Tech and gadgets

Inside Didi Chuxing, the Ride-Hailing App that Controls China’s Traffic Lights

How Didi Chuxing uses big data to create better cities through improved traffic and happier customers

Collecting data has become priority number one for most businesses – but it’s what you do with all that information that counts. For ride-hailing mega-app Didi Chuxing, that means forcing cities to become smarter.

The reasoning is simple. If the streets are already gridlocked, fine-tuning your own services will only see incremental rewards.

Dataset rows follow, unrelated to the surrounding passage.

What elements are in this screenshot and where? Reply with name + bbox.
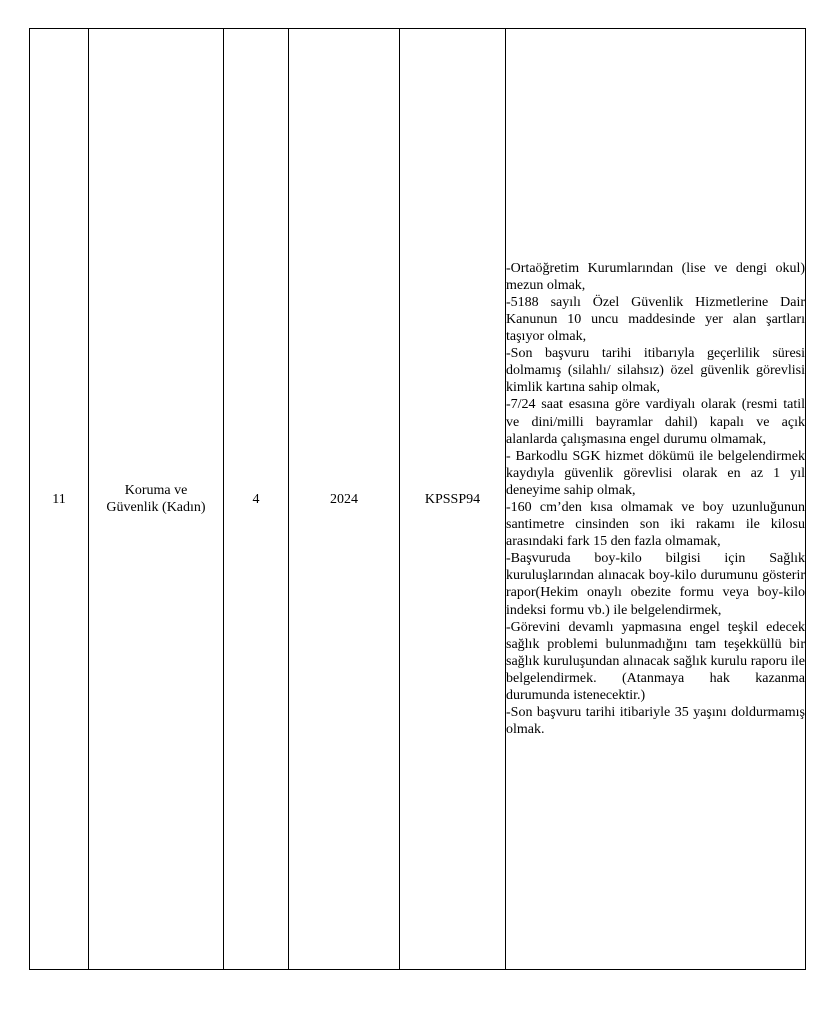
requirement-item: -Başvuruda boy-kilo bilgisi için Sağlık kuruluşlarından alınacak boy-kilo durumunu gösterir rapor(Hekim onaylı obezite formu veya boy-kilo indeksi formu vb.) ile belgelendirmek, [506,551,805,618]
requirement-item: -Son başvuru tarihi itibarıyla geçerlilik süresi dolmamış (silahlı/ silahsız) özel güvenlik görevlisi kimlik kartına sahip olmak, [506,346,805,396]
requirement-item: -7/24 saat esasına göre vardiyalı olarak (resmi tatil ve dini/milli bayramlar dahil) kapalı ve açık alanlarda çalışmasına engel durumu olmamak, [506,397,805,447]
position-title-line-1: Koruma ve [124,483,188,498]
count-cell: 4 [224,29,289,970]
score-type-cell: KPSSP94 [400,29,506,970]
requirement-item: -Görevini devamlı yapmasına engel teşkil edecek sağlık problemi bulunmadığını tam teşekküllü bir sağlık kuruluşundan alınacak sağlık kurulu raporu ile belgelendirmek. (Atanmaya hak kazanma durumunda istenecektir.) [506,619,805,704]
requirements-table [29,28,806,970]
sira-no-cell: 11 [30,29,89,970]
requirements-cell [506,29,806,970]
requirement-item: -Ortaöğretim Kurumlarından (lise ve dengi okul) mezun olmak, [506,260,805,293]
requirement-item: -5188 sayılı Özel Güvenlik Hizmetlerine Dair Kanunun 10 uncu maddesinde yer alan şartları taşıyor olmak, [506,294,805,345]
requirement-item: -Son başvuru tarihi itibariyle 35 yaşını doldurmamış olmak. [506,705,805,738]
year-cell: 2024 [289,29,400,970]
position-title-line-2: Güvenlik (Kadın) [106,500,206,515]
table-row [30,29,806,970]
requirement-item: -160 cm’den kısa olmamak ve boy uzunluğunun santimetre cinsinden son iki rakamı ile kilosu arasındaki fark 15 den fazla olmamak, [506,500,805,550]
position-title-cell [89,29,224,970]
requirement-item: - Barkodlu SGK hizmet dökümü ile belgelendirmek kaydıyla güvenlik görevlisi olarak en az 1 yıl deneyime sahip olmak, [506,448,805,498]
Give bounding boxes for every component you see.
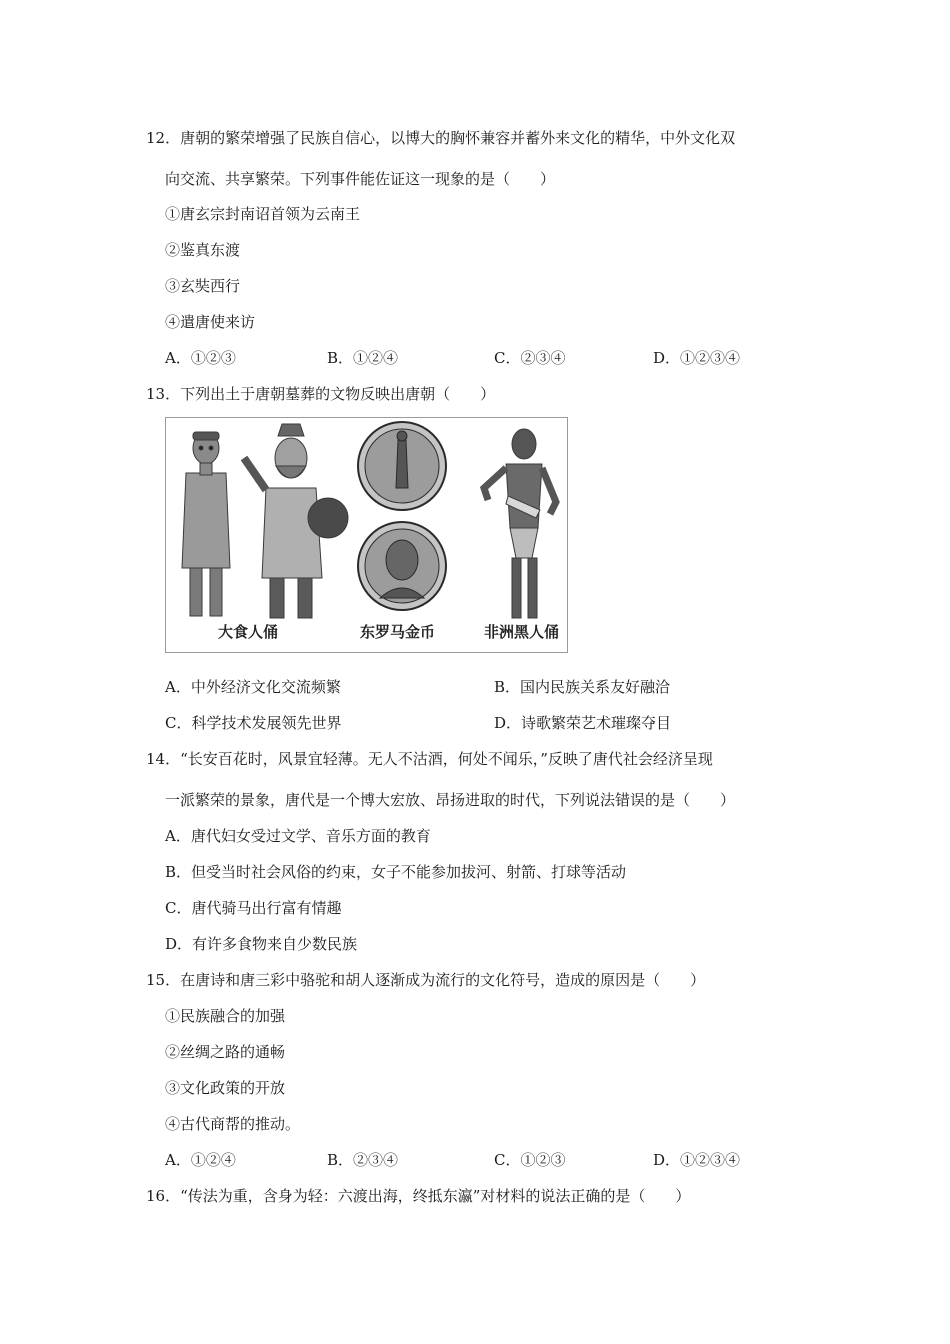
q15-option-d: D．①②③④ [653,1151,741,1169]
q12-option-b: B．①②④ [327,349,399,367]
q15-option-a: A．①②④ [165,1151,236,1169]
q15-item-1: ①民族融合的加强 [165,1007,286,1025]
caption-byzantine-coin: 东罗马金币 [360,623,436,641]
q12-option-d: D．①②③④ [653,349,741,367]
q12-item-1: ①唐玄宗封南诏首领为云南王 [165,205,361,223]
q14-stem-line2: 一派繁荣的景象，唐代是一个博大宏放、昂扬进取的时代，下列说法错误的是（ ） [165,791,736,809]
q14-stem-line1: 14．“长安百花时，风景宜轻薄。无人不沽酒，何处不闻乐，”反映了唐代社会经济呈现 [146,750,713,768]
artifacts-figure [165,417,568,653]
q15-item-4: ④古代商帮的推动。 [165,1115,301,1133]
q15-option-b: B．②③④ [327,1151,399,1169]
q14-option-b: B．但受当时社会风俗的约束，女子不能参加拔河、射箭、打球等活动 [165,863,627,881]
q13-option-a: A．中外经济文化交流频繁 [165,678,341,696]
caption-african-figurine: 非洲黑人俑 [484,623,560,641]
q13-option-d: D．诗歌繁荣艺术璀璨夺目 [494,714,672,732]
q12-item-4: ④遣唐使来访 [165,313,256,331]
q13-option-b: B．国内民族关系友好融洽 [494,678,671,696]
q12-option-c: C．②③④ [494,349,566,367]
q12-item-3: ③玄奘西行 [165,277,241,295]
q12-stem-line2: 向交流、共享繁荣。下列事件能佐证这一现象的是（ ） [165,170,556,188]
q13-stem-line1: 13．下列出土于唐朝墓葬的文物反映出唐朝（ ） [146,385,496,403]
q14-option-c: C．唐代骑马出行富有情趣 [165,899,342,917]
q15-option-c: C．①②③ [494,1151,566,1169]
q15-stem-line1: 15．在唐诗和唐三彩中骆驼和胡人逐渐成为流行的文化符号，造成的原因是（ ） [146,971,706,989]
q15-item-2: ②丝绸之路的通畅 [165,1043,286,1061]
q12-stem-line1: 12．唐朝的繁荣增强了民族自信心，以博大的胸怀兼容并蓄外来文化的精华，中外文化双 [146,129,736,147]
q12-option-a: A．①②③ [165,349,236,367]
q15-item-3: ③文化政策的开放 [165,1079,286,1097]
artifacts-illustration [166,418,569,654]
q12-item-2: ②鉴真东渡 [165,241,241,259]
q16-stem-line1: 16．“传法为重，含身为轻：六渡出海，终抵东瀛”对材料的说法正确的是（ ） [146,1187,691,1205]
q14-option-a: A．唐代妇女受过文学、音乐方面的教育 [165,827,431,845]
q14-option-d: D．有许多食物来自少数民族 [165,935,358,953]
q13-option-c: C．科学技术发展领先世界 [165,714,342,732]
caption-arab-figurine: 大食人俑 [218,623,279,641]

But if you can improve traffic flow, that means more rides, bigger profits, happier customers and – almost by accident – better cities.

Didi Chuxing, used by 80 per cent of China’s official taxis, is actively working with the authorities, pooling its data with local traffic bureaus in order to improve road flow and safety. In 2018, the Beijing-based firm switched on its first ‘Didi Smart Transportation Brain’ in the city of Jinan, Shandong. Now, more than 20 Chinese cities – including Tianjin and Shenzhen – have adopted this AI-powered solution, which uses big data and cloud computing to make millions of quickfire decisions in order to maximise traffic capacity.

In Liuzhou, Guangxi, Didi Chuxing has installed what it claims is the world’s first ‘city-level dynamic signal control optimisation system’. Previously, the process of analysing traffic data and adjusting the timing patterns of traffic lights could take months – now they can be optimised every few minutes. After just a few weeks in operation, Didi Chuxing claimed that it had already reduced traffic congestion in the city by 7.4 per cent.

It’s a system with a lot of potential, across the globe. In recent years, Didi Chuxing has expanded its ride-hailing operations throughout Latin America, Australia and Japan, and the company is in talks with the Brazilian government to help optimise its traffic lights. Meanwhile, its autonomous robo-taxis are tipped to start trials in the outskirts of Shanghai.

For the company’s president, Jean Liu, this is all the start of a process that ends with no traffic lights, no congestion, no car parks – and no private car ownership. Achieving this traffic utopia will require unprecedented amounts of cooperation between tech firms and governments – but in China, the revolution has already begun.